Who can blame Thomas for doubting? It was a fantastic story, even if you had traveled with Jesus and watched his other miracles. Once you saw the corpse of Jesus taken off the cross, you would have assumed it was all over.And then, it wasn't. Thomas, late to see the risen Lord, was one of the fiercest believers, legend tells us, Thomas walking all the way to India.
I wonder if Thomas is near and dear to the heart of the more rational believers. We're not all born to be mystics, after all. I worry about our vanishing sense of wonder. We've all become Thomas now. We don't believe anything that we can't measure with our five senses.
We've spent significant amounts of time recently even doubting what we can measure with our five senses. We've spent even more time arguing about what it means to measure. We seem to be in a time when we can't even agree on some basic truths, let alone more complicated information.
The more I read in the field of the sciences, the more my sense of wonder is reignited. Just this morning, I read this article in The Washington Post about trees and what their rings tell us about the changing climate. I love the term "latewood," a term I hadn't known before today. I started thinking about my own bones, and what they might tell a researcher. I created some lines that might become a poem. Later today, on my neighborhood walk through the church camp Lutheridge, I will look at trees differently, with a new sense of wonder.
So today, in the Northern Hemisphere, as the earth leaves its darkest time and inches towards light, let us raise a mug of hot chocolate to St. Thomas, who showed us that we can have doubts and still persevere. Let us raise a mug of hot chocolate to solstice celebrations and all the ways that the natural world can point us back to our Creator. Let us pray that our rational selves live in harmony with our sense of wonder. Let us also offer a prayer of gratitude to those around us, Divine and ordinary humans, who don't cast us away for our inability to believe, to trust, to accept.

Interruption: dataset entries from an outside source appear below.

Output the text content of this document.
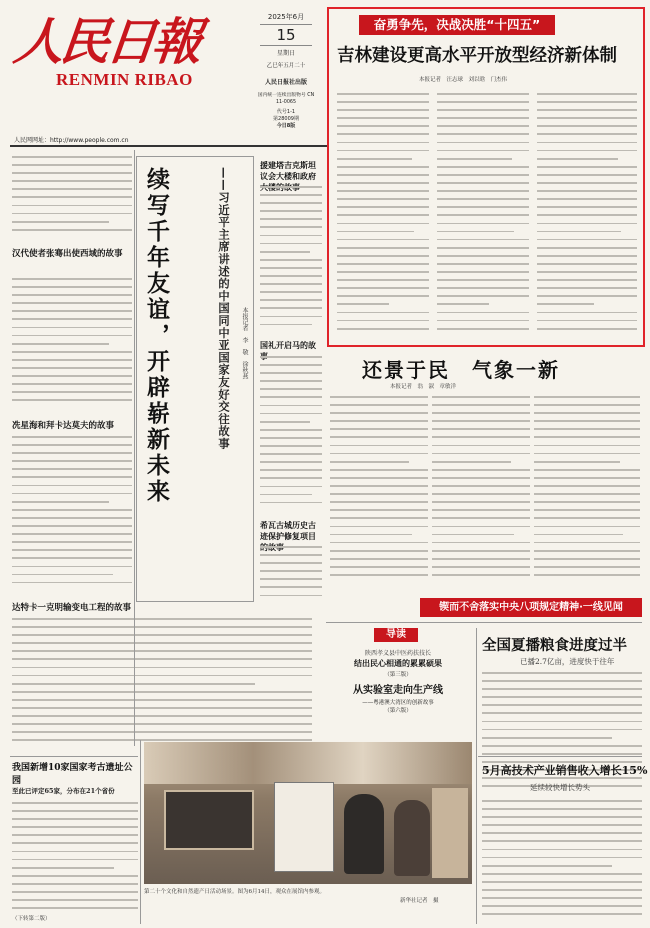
人民日報
RENMIN RIBAO
2025年6月
15
星期日
乙巳年五月二十
人民日报社出版
国内统一连续出版物号 CN 11-0065
代号1-1
第28009期
今日8版
人民网网址：http://www.people.com.cn
奋勇争先，决战决胜“十四五”
吉林建设更高水平开放型经济新体制
本报记者　汪志球　刘以晗　门杰伟
汉代使者张骞出使西域的故事
冼星海和拜卡达莫夫的故事
达特卡一克明输变电工程的故事
续写千年友谊，开辟崭新未来	——习近平主席讲述的中国同中亚国家友好交往故事 本报记者　李　敬　徐秋燕
援建塔吉克斯坦议会大楼和政府
国礼开启马的故
希瓦古城历史古迹保护修复项目
还景于民　气象一新
本报记者　翁　淑　章敏洋
锲而不舍落实中央八项规定精神·一线见闻
导读
陕西孝义县中医药扶技长
结出民心相通的累累硕果
（第三版）
从实验室走向生产线
——粤港澳大湾区的创新故事
（第六版）
全国夏播粮食进度过半
已播2.7亿亩，进度快于往年
5月高技术产业销售收入增长15%
延续较快增长势头
我国新增10家国家考古遗址公园
至此已评定65家，分布在21个省份
第二十个文化和自然遗产日活动场景。图为6月14日，观众在展馆内参观。
新华社记者　摄
（下转第二版）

Here's a prayer from Phyllis Tickle's The Divine Hours: Prayers for Autumn and Winter for this day:
"Everliving God, who strengthened your apostle Thomas with firm and certain faith in your Son's resurrection: Grant me so perfectly and without doubt to believe in Jesus Christ, our Lord and our God, that my faith may never be found wanting in your sight; through him who lives and reigns with you and the Holy Spirit, one God, now and forever. Amen."